Übergriffe vor dem Pogrom: Annaberg 1935

Die Gewalt gegen als Juden verfolgte Menschen in Sachsen brach sich nicht erst mit den Novemberpogromen von 1938 Bahn. Zunächst kam es insbesondere nach der ‚Machtübernahme‘ durch die Nationalsozialisten zu Übergriffen gegen die Verfolgten – etwa im Rahmen des ‚Boykotts‘ ‚jüdischer‘ Geschäfte Anfang April 1933 oder Verdrängung aus dem Kultur- und Staatsapparat (dazu u. a.: Heer, Hannes; Kesting, Jürgen; Schmidt, Peter: verstummte stimmen. Die Vertreibung der „Juden“ und „politisch Untragbaren“ aus den Dresdner Theatern 1933 bis 1945, Berlin 2011).

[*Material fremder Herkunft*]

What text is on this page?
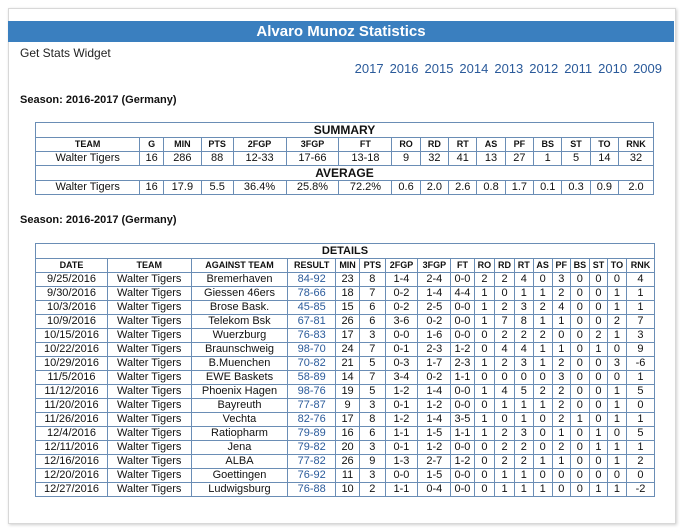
Alvaro Munoz Statistics
Get Stats Widget
2017 2016 2015 2014 2013 2012 2011 2010 2009
Season: 2016-2017 (Germany)
SUMMARY															
TEAM	G	MIN	PTS	2FGP	3FGP	FT	RO	RD	RT	AS	PF	BS	ST	TO	RNK
Walter Tigers	16	286	88	12-33	17-66	13-18	9	32	41	13	27	1	5	14	32
AVERAGE															
Walter Tigers	16	17.9	5.5	36.4%	25.8%	72.2%	0.6	2.0	2.6	0.8	1.7	0.1	0.3	0.9	2.0
Season: 2016-2017 (Germany)
DETAILS																	
DATE	TEAM	AGAINST TEAM	RESULT	MIN	PTS	2FGP	3FGP	FT	RO	RD	RT	AS	PF	BS	ST	TO	RNK
9/25/2016	Walter Tigers	Bremerhaven	84-92	23	8	1-4	2-4	0-0	2	2	4	0	3	0	0	0	4
9/30/2016	Walter Tigers	Giessen 46ers	78-66	18	7	0-2	1-4	4-4	1	0	1	1	2	0	0	1	1
10/3/2016	Walter Tigers	Brose Bask.	45-85	15	6	0-2	2-5	0-0	1	2	3	2	4	0	0	1	1
10/9/2016	Walter Tigers	Telekom Bsk	67-81	26	6	3-6	0-2	0-0	1	7	8	1	1	0	0	2	7
10/15/2016	Walter Tigers	Wuerzburg	76-83	17	3	0-0	1-6	0-0	0	2	2	2	0	0	2	1	3
10/22/2016	Walter Tigers	Braunschweig	98-70	24	7	0-1	2-3	1-2	0	4	4	1	1	0	1	0	9
10/29/2016	Walter Tigers	B.Muenchen	70-82	21	5	0-3	1-7	2-3	1	2	3	1	2	0	0	3	-6
11/5/2016	Walter Tigers	EWE Baskets	58-89	14	7	3-4	0-2	1-1	0	0	0	0	3	0	0	0	1
11/12/2016	Walter Tigers	Phoenix Hagen	98-76	19	5	1-2	1-4	0-0	1	4	5	2	2	0	0	1	5
11/20/2016	Walter Tigers	Bayreuth	77-87	9	3	0-1	1-2	0-0	0	1	1	1	2	0	0	1	0
11/26/2016	Walter Tigers	Vechta	82-76	17	8	1-2	1-4	3-5	1	0	1	0	2	1	0	1	1
12/4/2016	Walter Tigers	Ratiopharm	79-89	16	6	1-1	1-5	1-1	1	2	3	0	1	0	1	0	5
12/11/2016	Walter Tigers	Jena	79-82	20	3	0-1	1-2	0-0	0	2	2	0	2	0	1	1	1
12/16/2016	Walter Tigers	ALBA	77-82	26	9	1-3	2-7	1-2	0	2	2	1	1	0	0	1	2
12/20/2016	Walter Tigers	Goettingen	76-92	11	3	0-0	1-5	0-0	0	1	1	0	0	0	0	0	0
12/27/2016	Walter Tigers	Ludwigsburg	76-88	10	2	1-1	0-4	0-0	0	1	1	1	0	0	1	1	-2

Zahlreiche antisemitische Maßnahmen erfolgten parallel dazu und auch in der Folgezeit auf dem Verordnungs- oder Gesetzgebungsweg. Viele nahmen die Jahre 1934 bis 1937/38 deshalb auch als eine Phase der scheinbaren Ruhe wahr, die allerdings oft trügerisch war.

Präsenz der Angst

Immer wieder kam es zu einzelnen antisemitischen Übergriffen gegen Geschäfte und das Eigentum von Verfolgten, die die Gefahr der Verfolgung und körperlichen Gewalt offenbarten (vgl. auch der Fall des Mittweidaer Kaufmanns Herbert Bach 1937). Ein Zeitungsbericht der Polizeidirektion Annaberg, abgedruckt im ‚Eibenstocker Tageblatt‘, hielt am 17. August 1935 eine solche antisemitische Aktion fest.

In dem Bericht hieß es: „In der Nacht vom Sonnabend zum Sonntag sind die Schaufenster jüdischer Geschäfte in hiesiger Stadt von zurzeit noch unbekannten Tätern bemalt und beschmiert worden. Weiter sind in letzter Zeit Fenster und Türen jüdischer Einwohner und deutscher Bürger mit Zetteln verschiedenen Inhalts beklebt worden.“

Das Besondere des Zeitungsartikels war – neben der Tatsache, dass darüber überhaupt berichtete wurde –, dass die Polizeidirektion die Taten verurteilte und Strafverfolgung ankündigte. Begründet wurde dies damit, dass die „Bekämpfung des Judentums […] von Staat und Bewegung mit anderen Mittel geführt“ würde.

Zäsur und Kontinuität

Die Pogrome vom November 1938 schließlich verdichteten die antisemitischen Übergriffe in kollektiver Form. Sie waren mithin natürlich eine Zäsur, standen jedoch gerade auch mit Blick auf die Verschärfung der Verfolgung in den Vormonaten – wie beim ‚Anschluss‘ Österreichs oder während der ‚Sudetenkrise‘ – als auch die gewählten Mittel in einer Kontinuitätslinie.